To see how this could falsify a model, we simulated a version of a standard, serial, self-terminating search. For this simulation, we chose parameters that would roughly replicate the mean RT data of the spatial configuration, ‘2 vs. 5’ task. Thus, in the simulation, attention was deployed to an item on average every 98 msec. The deployment times were drawn from a gamma distribution with shape parameter = 7 and scale = 14, in order to give them a positively skewed distribution. On target absent trials, the simulated number of attentional deployments was equal to the set size. On target present trials, the number of deployments was drawn at random from the integers between 1 and the set size, as it would be in a serial, self-terminating search with memory for rejected distractors (Todd S. Horowitz, 2006). The simulated RT was the sum of the times for each deployment plus a motor/decision component that was gamma distributed with shape parameter = 7 and scale = 14, adding an average of 200 msec to each RT. The choice of specific parameters, the choice of a gamma distribution, and the choice of a search model with full memory are all arbitrary choices for the purposes of illustration. The mean RTs, produced by simulation, have a target present slope of 49 msec/item and a target absent slope of 98 msec/item, close to the ‘2 vs. 5’ results shown in Figure 2.

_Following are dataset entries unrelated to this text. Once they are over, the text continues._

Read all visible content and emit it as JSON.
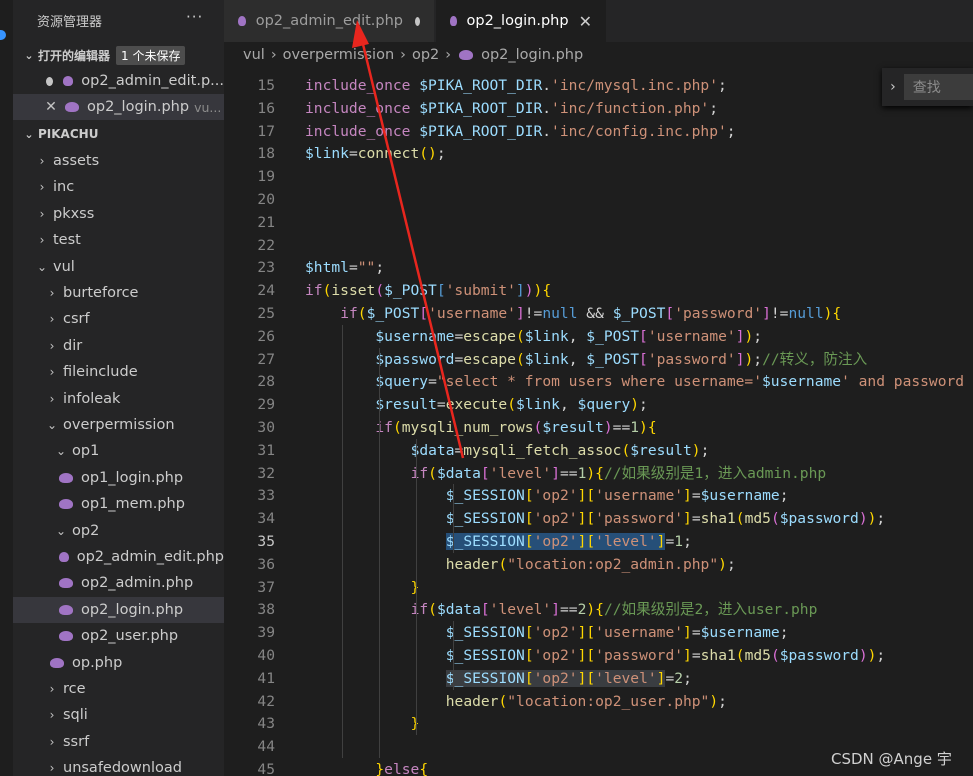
{
  "sidebar": {
    "title": "资源管理器",
    "more": "···",
    "open_editors": {
      "label": "打开的编辑器",
      "badge": "1 个未保存",
      "items": [
        {
          "name": "op2_admin_edit.p...",
          "desc": ""
        },
        {
          "name": "op2_login.php",
          "desc": "vu..."
        }
      ]
    },
    "workspace": "PIKACHU",
    "tree": [
      {
        "label": "assets"
      },
      {
        "label": "inc"
      },
      {
        "label": "pkxss"
      },
      {
        "label": "test"
      },
      {
        "label": "vul"
      },
      {
        "label": "burteforce"
      },
      {
        "label": "csrf"
      },
      {
        "label": "dir"
      },
      {
        "label": "fileinclude"
      },
      {
        "label": "infoleak"
      },
      {
        "label": "overpermission"
      },
      {
        "label": "op1"
      },
      {
        "label": "op1_login.php"
      },
      {
        "label": "op1_mem.php"
      },
      {
        "label": "op2"
      },
      {
        "label": "op2_admin_edit.php"
      },
      {
        "label": "op2_admin.php"
      },
      {
        "label": "op2_login.php"
      },
      {
        "label": "op2_user.php"
      },
      {
        "label": "op.php"
      },
      {
        "label": "rce"
      },
      {
        "label": "sqli"
      },
      {
        "label": "ssrf"
      },
      {
        "label": "unsafedownload"
      }
    ]
  },
  "tabs": [
    {
      "label": "op2_admin_edit.php",
      "state": "unsaved"
    },
    {
      "label": "op2_login.php",
      "state": "active",
      "close": "✕"
    }
  ],
  "breadcrumb": [
    "vul",
    "overpermission",
    "op2",
    "op2_login.php"
  ],
  "find": {
    "placeholder": "查找"
  },
  "watermark": "CSDN @Ange 宇",
  "editor": {
    "current_line": 35,
    "lines": [
      {
        "n": "15",
        "code": "include_once $PIKA_ROOT_DIR.'inc/mysql.inc.php';"
      },
      {
        "n": "16",
        "code": "include_once $PIKA_ROOT_DIR.'inc/function.php';"
      },
      {
        "n": "17",
        "code": "include_once $PIKA_ROOT_DIR.'inc/config.inc.php';"
      },
      {
        "n": "18",
        "code": "$link=connect();"
      },
      {
        "n": "19",
        "code": ""
      },
      {
        "n": "20",
        "code": ""
      },
      {
        "n": "21",
        "code": ""
      },
      {
        "n": "22",
        "code": ""
      },
      {
        "n": "23",
        "code": "$html=\"\";"
      },
      {
        "n": "24",
        "code": "if(isset($_POST['submit'])){"
      },
      {
        "n": "25",
        "code": "    if($_POST['username']!=null && $_POST['password']!=null){"
      },
      {
        "n": "26",
        "code": "        $username=escape($link, $_POST['username']);"
      },
      {
        "n": "27",
        "code": "        $password=escape($link, $_POST['password']);//转义，防注入"
      },
      {
        "n": "28",
        "code": "        $query=\"select * from users where username='$username' and password"
      },
      {
        "n": "29",
        "code": "        $result=execute($link, $query);"
      },
      {
        "n": "30",
        "code": "        if(mysqli_num_rows($result)==1){"
      },
      {
        "n": "31",
        "code": "            $data=mysqli_fetch_assoc($result);"
      },
      {
        "n": "32",
        "code": "            if($data['level']==1){//如果级别是1，进入admin.php"
      },
      {
        "n": "33",
        "code": "                $_SESSION['op2']['username']=$username;"
      },
      {
        "n": "34",
        "code": "                $_SESSION['op2']['password']=sha1(md5($password));"
      },
      {
        "n": "35",
        "code": "                $_SESSION['op2']['level']=1;"
      },
      {
        "n": "36",
        "code": "                header(\"location:op2_admin.php\");"
      },
      {
        "n": "37",
        "code": "            }"
      },
      {
        "n": "38",
        "code": "            if($data['level']==2){//如果级别是2，进入user.php"
      },
      {
        "n": "39",
        "code": "                $_SESSION['op2']['username']=$username;"
      },
      {
        "n": "40",
        "code": "                $_SESSION['op2']['password']=sha1(md5($password));"
      },
      {
        "n": "41",
        "code": "                $_SESSION['op2']['level']=2;"
      },
      {
        "n": "42",
        "code": "                header(\"location:op2_user.php\");"
      },
      {
        "n": "43",
        "code": "            }"
      },
      {
        "n": "44",
        "code": ""
      },
      {
        "n": "45",
        "code": "        }else{"
      }
    ]
  },
  "colors": {
    "accent": "#3794ff",
    "php_icon": "#a074c4",
    "arrow": "#e8261e"
  }
}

The value of RT distributions in evaluating models can be seen if we plot the distributions for the simulated model.

Examining Figure 7, it is clear that the distributions are qualitatively different from the distributions in Figure 4. In particular, the target-absent distributions look nothing like the real distributions. Again, note that we are not making any claims about this specific simulation beyond noting that it produces roughly the correct mean RTs. We use this example to show how the distributions can be used to reject a model that an analysis based on simple mean RT might have accepted (Cousineau & Shiffrin, 2004). In fact, we observe with some regret that the model simulated here is quite close to the proposals of Guided Search 2.0 for this condition (Wolfe, 1994). It is possible that other classes of model (e.g. a parallel model like Palmer, 1995, or a race model like Bundesen, 1998) might fare better. It is our hope that proponents of other types of model will test them against this data set.

Figure 7.

Figure 7

RT distributions for simulated serial, self-terminating search. Solid lines represent target present distributions; dashed, target absent. Lighter lines represent smaller set sizes.

Looking at Figures 4 and 7, we might conclude that, while our toy model fails spectacularly for target absent trials, it does not do too badly for target present trials. Here it is useful to normalize the data using the x-score method as shown above, in Figure 6. Figure 8 shows the result of x-score normalization for the target present trials of the simulation.

Figure 8.

Figure 8

X-score transformed distributions for the target present trials in the simulation (left) and the ‘2 vs. 5’ task (right).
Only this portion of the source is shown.